The scope and extent of the merging process are guided by the decision support questions
and the purpose of the ontology development effort. The decision-support questions act as a
compass, directing the focus and boundaries of the ontology. The merging process aims to create
an ontology that is comprehensive enough to answer the relevant decision-support questions
effectively. Throughout the merging process, human users play a crucial role in validating the
merged ontology and ensuring that it meets the desired quality criteria. Domain experts review the
merged ontology to assess its completeness, consistency, and alignment with the decision support
questions. They provide feedback and guidance to refine the ontology, making necessary
adjustments to improve its accuracy and effectiveness. Finally, the merged ontology undergoes a
rigorous validation process to ensure that it can successfully answer the decision support questions.

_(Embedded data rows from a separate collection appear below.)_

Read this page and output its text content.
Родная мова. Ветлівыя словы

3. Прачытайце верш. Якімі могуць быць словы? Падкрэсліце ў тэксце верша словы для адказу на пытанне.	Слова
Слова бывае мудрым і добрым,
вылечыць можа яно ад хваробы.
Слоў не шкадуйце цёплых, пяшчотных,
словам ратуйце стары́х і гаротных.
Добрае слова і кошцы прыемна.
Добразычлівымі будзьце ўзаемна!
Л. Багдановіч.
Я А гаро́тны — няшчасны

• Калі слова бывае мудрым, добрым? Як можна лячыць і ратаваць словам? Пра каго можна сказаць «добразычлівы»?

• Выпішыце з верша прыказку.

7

The ontology is tested against a set of predefined queries and scenarios, evaluating its ability to
provide accurate and relevant answers. Any gaps or limitations identified during this validation
process are addressed through further refinement and iteration. The rationale behind checking for
repetition of key concepts in the merged ontology N2 matrix is to ensure the ontology's integrity
and consistency. Redundancy in the ontology can lead to several problems, such as ambiguity and
increased complexity, which can hinder its usability and effectiveness. By identifying and
eliminating duplicate key concepts and relations during the merging process, the methodology
ensures that the ontology maintains a clear and concise structure. Redundant elements can
introduce confusion and make the ontology harder to navigate and understand. By removing
duplicates, the ontology becomes more streamlined and easier to use, both for human users and
184
automated systems. If the same concept or relationship is represented in multiple ways or with
conflicting definitions, it can create ambiguity and undermine the reliability of the ontology. By
detecting and resolving such inconsistencies during the merging process, the methodology ensures
that the ontology maintains logical coherence and provides a trustworthy representation of the
domain knowledge.
The use of the N2 matrix representation during the merging process offers several
advantages. The matrix format provides a structured and standardized way to compare and
integrate the key concepts and relationships from different ontologies. It allows for efficient
identification of duplicates and overlaps, as well as the detection of conflicts and discrepancies.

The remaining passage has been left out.